Review: Semi‑Supervised Learning with Ladder Networks and Virtual Adversarial Training (VAT)

Ladder Networks and the Γ‑Model, introduced by The Curious AI Company, Nokia Labs and Aalto University at NIPS 2015, train a model to minimize the sum of supervised and unsupervised cost functions, building on a denoising auto‑encoder architecture.

In a denoising auto‑encoder, noise is added to the input \(x\) to produce \(\tilde{x}\); the encoder then reconstructs \(\hat{x}\) and the loss is the reconstruction error between \(\hat{x}\) and the clean input \(x\). This encourages the intermediate deep latent features to retain rich information useful for downstream tasks.

To directly minimize differences in deep features, the same reconstruction loss is applied to the latent variable \(z\) instead of \(x\), yielding a cost that penalizes discrepancies between clean and corrupted latent representations.

The Ladder Network consists of three parallel paths per layer: a clean (supervised) path, a corrupted path where noise is injected at each layer, and a denoising path that reconstructs the clean activations from the corrupted ones. Each layer contributes a denoising cost, and a function \(g\) denoises the corrupted activation using the corresponding clean activation as reference.

The Γ‑Model is a simplified Ladder Network that applies the denoising cost only at the top layer, allowing most of the decoder to be omitted while retaining the regularization benefit.

Experimental results show that a fully‑connected MLP on MNIST with only 50 labeled examples achieves a 1.62% test error, while training with 100 labels sometimes fails to converge. On MNIST CNNs, two models (Conv‑FC and Conv‑Small) using the Γ‑Model benefit from additional convolutions, leading to more reliable convergence. On CIFAR‑10, a large CNN with the Γ‑Model reduces error by roughly 3% when trained with 4000 labels.

Virtual Adversarial Training (VAT) is a regularization technique that measures the local smoothness of the conditional label distribution around each input. It defines a Local Distributional Smoothness (LDS) loss using the KL divergence between the model’s output distribution and that of a perturbed input.

The full objective combines the standard supervised negative log‑likelihood with the average LDS over all labeled and unlabeled samples. The perturbation \(r_{vadv}\) is obtained by iteratively normalizing a random vector, computing the gradient of the KL divergence, and scaling by a small epsilon.

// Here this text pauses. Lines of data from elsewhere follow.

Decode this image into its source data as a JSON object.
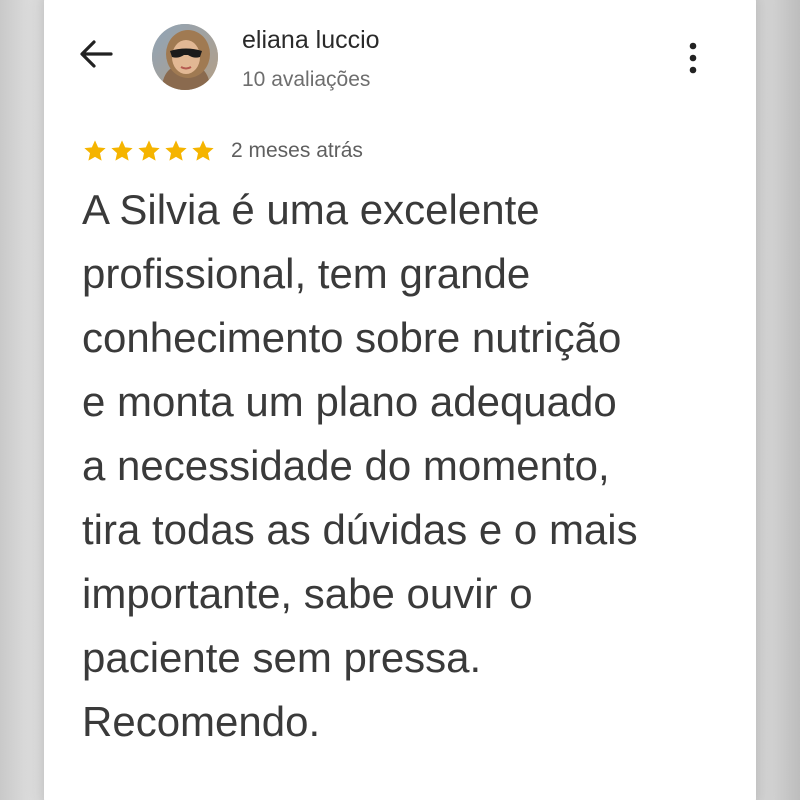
{
  "review": {
    "reviewer_name": "eliana luccio",
    "review_count": "10 avaliações",
    "rating": 5,
    "max_rating": 5,
    "date": "2 meses atrás",
    "text": "A Silvia é uma excelente\nprofissional, tem grande\nconhecimento sobre nutrição\ne monta um plano adequado\na necessidade do momento,\ntira todas as dúvidas e o mais\nimportante,  sabe ouvir o\npaciente sem pressa.\nRecomendo."
  },
  "icons": {
    "back": "arrow-left-icon",
    "more": "more-vertical-icon",
    "star": "star-icon",
    "avatar": "user-avatar"
  },
  "colors": {
    "star": "#F5B400",
    "name_text": "#2A2A2A",
    "secondary_text": "#6E6E6E",
    "body_text": "#3A3A3A",
    "card_background": "#FFFFFF"
  }
}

The following TensorFlow implementation follows the paper’s algorithm:

def get_normalized_vector(d):
    d /= (1e-12 + tf.reduce_max(tf.abs(d), range(1, len(d.get_shape())), keep_dims=True))
    d /= tf.sqrt(1e-6 + tf.reduce_sum(tf.pow(d, 2.0), range(1, len(d.get_shape())), keep_dims=True))
    return d

def generate_virtual_adversarial_perturbation(x, logit, is_training=True):
    d = tf.random_normal(shape=tf.shape(x))
    for _ in range(FLAGS.num_power_iterations):
        d = FLAGS.xi * get_normalized_vector(d)
        logit_p = logit
        logit_m = forward(x + d, update_batch_stats=False, is_training=is_training)
        dist = L.kl_divergence_with_logit(logit_p, logit_m)
        grad = tf.gradients(dist, [d], aggregation_method=2)[0]
        d = tf.stop_gradient(grad)
    return FLAGS.epsilon * get_normalized_vector(d)

def virtual_adversarial_loss(x, logit, is_training=True, name="vat_loss"):
    r_vadv = generate_virtual_adversarial_perturbation(x, logit, is_training=is_training)
    logit = tf.stop_gradient(logit)
    logit_p = logit
    logit_m = forward(x + r_vadv, update_batch_stats=False, is_training=is_training)
    loss = L.kl_divergence_with_logit(logit_p, logit_m)
    return tf.identity(loss, name=name)

The code repository is https://github.com/takerum/vat_tf.git. Experiments show VAT achieves a 14.82% test error on CIFAR‑10 without data augmentation, outperforming recent semi‑supervised methods. An ablation study varies the perturbation magnitude \(\epsilon\) while keeping \(\alpha=1\); \(\epsilon\) is the sole hyper‑parameter to tune.

Observations indicate that LDS values are large for points near class boundaries and decrease after each model update, confirming the regularizing effect of VAT.